If none exists at the moment, create a new one and return it,
else return the existing one."""
if Turtle._screen is None:
Turtle._screen = _Screen()
return Turtle._screen
So I modified the window class to include this:
from turtle import Turtle, _Screen, Screen
class window(_Screen):
def __init__(self):
Turtle._screen = Screen()
super().__init__()
#self.setup(500,500)
#self.screensize(1000,1000)
#self.title("Title")
#self.bgcolor("black")
class turtle(Turtle):
def __init__(self):
super().__init__(shape="circle")
wn = window()
tortoise = turtle()
It works like this, I will get a white window, with a round turtle. But if I uncomment the setup, the screensize or the bgcolor part, I will get an error:
AttributeError: 'window' object has no attribute '_tracing'
or
AttributeError: 'window' object has no attribute 'cv'
So I would again have to declare some parameters before the __init__ in the window class, to make it work. It seems there is something I'm missing. Why does the turtle inherit everything and works great, but the _Screen is not initializing with all it's necessary parameters?
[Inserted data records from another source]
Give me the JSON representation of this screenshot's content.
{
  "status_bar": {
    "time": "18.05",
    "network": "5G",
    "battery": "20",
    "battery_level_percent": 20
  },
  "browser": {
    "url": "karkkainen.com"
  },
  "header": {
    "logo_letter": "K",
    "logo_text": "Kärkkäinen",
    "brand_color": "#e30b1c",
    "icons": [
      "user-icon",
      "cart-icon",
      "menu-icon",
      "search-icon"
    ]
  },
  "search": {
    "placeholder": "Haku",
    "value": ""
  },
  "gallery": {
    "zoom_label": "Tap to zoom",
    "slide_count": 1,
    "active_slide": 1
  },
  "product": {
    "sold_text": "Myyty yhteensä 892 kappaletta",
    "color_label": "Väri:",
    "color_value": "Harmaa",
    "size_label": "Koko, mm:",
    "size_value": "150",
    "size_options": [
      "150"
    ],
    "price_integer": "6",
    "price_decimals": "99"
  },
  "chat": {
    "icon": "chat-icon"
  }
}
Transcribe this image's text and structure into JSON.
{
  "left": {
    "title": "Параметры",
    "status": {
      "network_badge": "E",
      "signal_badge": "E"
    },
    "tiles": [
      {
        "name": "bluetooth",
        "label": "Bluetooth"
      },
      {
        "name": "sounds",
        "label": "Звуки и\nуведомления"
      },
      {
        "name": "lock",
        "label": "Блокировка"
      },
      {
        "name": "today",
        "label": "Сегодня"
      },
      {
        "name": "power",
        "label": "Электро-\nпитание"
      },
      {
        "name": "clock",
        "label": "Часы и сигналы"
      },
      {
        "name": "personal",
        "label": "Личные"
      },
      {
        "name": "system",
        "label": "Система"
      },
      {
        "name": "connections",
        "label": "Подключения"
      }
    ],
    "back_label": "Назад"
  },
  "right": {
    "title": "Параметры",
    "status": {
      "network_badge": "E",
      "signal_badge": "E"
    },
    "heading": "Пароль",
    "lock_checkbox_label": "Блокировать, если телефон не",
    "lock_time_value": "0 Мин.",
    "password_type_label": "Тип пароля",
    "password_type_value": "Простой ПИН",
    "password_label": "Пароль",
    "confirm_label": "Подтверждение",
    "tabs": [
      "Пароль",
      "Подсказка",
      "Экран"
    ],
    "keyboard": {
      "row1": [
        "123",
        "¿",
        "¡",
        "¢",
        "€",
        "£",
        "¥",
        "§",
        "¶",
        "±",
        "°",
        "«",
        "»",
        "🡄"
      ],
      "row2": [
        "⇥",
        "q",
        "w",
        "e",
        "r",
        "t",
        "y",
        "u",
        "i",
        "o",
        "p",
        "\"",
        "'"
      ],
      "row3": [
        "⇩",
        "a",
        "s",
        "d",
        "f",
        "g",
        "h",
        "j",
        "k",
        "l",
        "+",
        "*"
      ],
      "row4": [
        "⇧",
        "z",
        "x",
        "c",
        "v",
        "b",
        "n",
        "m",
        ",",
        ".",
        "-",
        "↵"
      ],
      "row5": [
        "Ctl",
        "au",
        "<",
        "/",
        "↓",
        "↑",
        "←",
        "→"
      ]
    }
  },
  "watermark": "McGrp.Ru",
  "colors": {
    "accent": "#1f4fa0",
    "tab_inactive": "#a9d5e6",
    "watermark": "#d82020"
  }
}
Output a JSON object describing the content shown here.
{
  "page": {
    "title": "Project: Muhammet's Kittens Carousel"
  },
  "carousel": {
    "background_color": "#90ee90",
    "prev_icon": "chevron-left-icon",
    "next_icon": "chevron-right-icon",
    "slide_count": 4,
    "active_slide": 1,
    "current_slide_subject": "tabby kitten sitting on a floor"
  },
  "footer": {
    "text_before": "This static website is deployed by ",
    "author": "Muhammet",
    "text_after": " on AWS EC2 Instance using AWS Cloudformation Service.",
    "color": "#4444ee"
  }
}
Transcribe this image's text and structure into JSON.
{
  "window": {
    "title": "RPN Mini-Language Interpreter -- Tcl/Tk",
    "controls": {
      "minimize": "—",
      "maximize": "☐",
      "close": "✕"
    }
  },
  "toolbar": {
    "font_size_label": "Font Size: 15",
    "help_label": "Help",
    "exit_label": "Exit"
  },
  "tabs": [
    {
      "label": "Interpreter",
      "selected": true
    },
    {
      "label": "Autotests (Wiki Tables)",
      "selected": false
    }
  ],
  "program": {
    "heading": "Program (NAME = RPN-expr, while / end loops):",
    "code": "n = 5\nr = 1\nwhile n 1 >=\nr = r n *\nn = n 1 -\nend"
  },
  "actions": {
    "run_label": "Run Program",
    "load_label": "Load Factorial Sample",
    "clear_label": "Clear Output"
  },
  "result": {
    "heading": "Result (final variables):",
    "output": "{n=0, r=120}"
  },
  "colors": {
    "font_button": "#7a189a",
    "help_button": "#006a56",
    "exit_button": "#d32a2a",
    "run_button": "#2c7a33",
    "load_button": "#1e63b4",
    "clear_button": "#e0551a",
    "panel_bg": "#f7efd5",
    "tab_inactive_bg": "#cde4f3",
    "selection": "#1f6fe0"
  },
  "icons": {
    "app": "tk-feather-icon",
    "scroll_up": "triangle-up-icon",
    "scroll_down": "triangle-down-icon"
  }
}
As you've discovered, the turtle Screen
is an onion of many layers. There are two issues we need to address: the _Screen
class invokes it's super's (TurtleScreen's) initializer in a way that isn't subclass friendly; the Screen()
function is called from lots of places and it hardcodes which class creates the screen. So let's address both issues:
import turtle
class MyScreen(turtle._Screen):
def __init__(self):
super().__init__()
turtle.TurtleScreen.__init__(self, MyScreen._canvas)
self.setup(500, 500)
self.screensize(1000, 1000)
self.title("Title")
self.bgcolor("black")
def MyScreenFunction():
if turtle.Turtle._screen is None:
turtle.Turtle._screen = MyScreen()
return turtle.Turtle._screen
turtle.Screen = MyScreenFunction
class MyTurtle(turtle.Turtle):
def __init__(self):
super().__init__(shape="circle")
wn = turtle.Screen()
tortoise = MyTurtle()
tortoise.color('white')
tortoise.circle(100)
wn.mainloop()
However, there may be a better way to go. Turtle can be used both standalone as above, and embedded in a tkinter program. The embedded approach uses RawTurtle
, TurtleScreen
and optionally Scrolled Canvas
. These classes may be easier to subclass and the better approach might be to build your own equivalent of standalone turtle through embedding turtle in tkinter and subclassing as needed.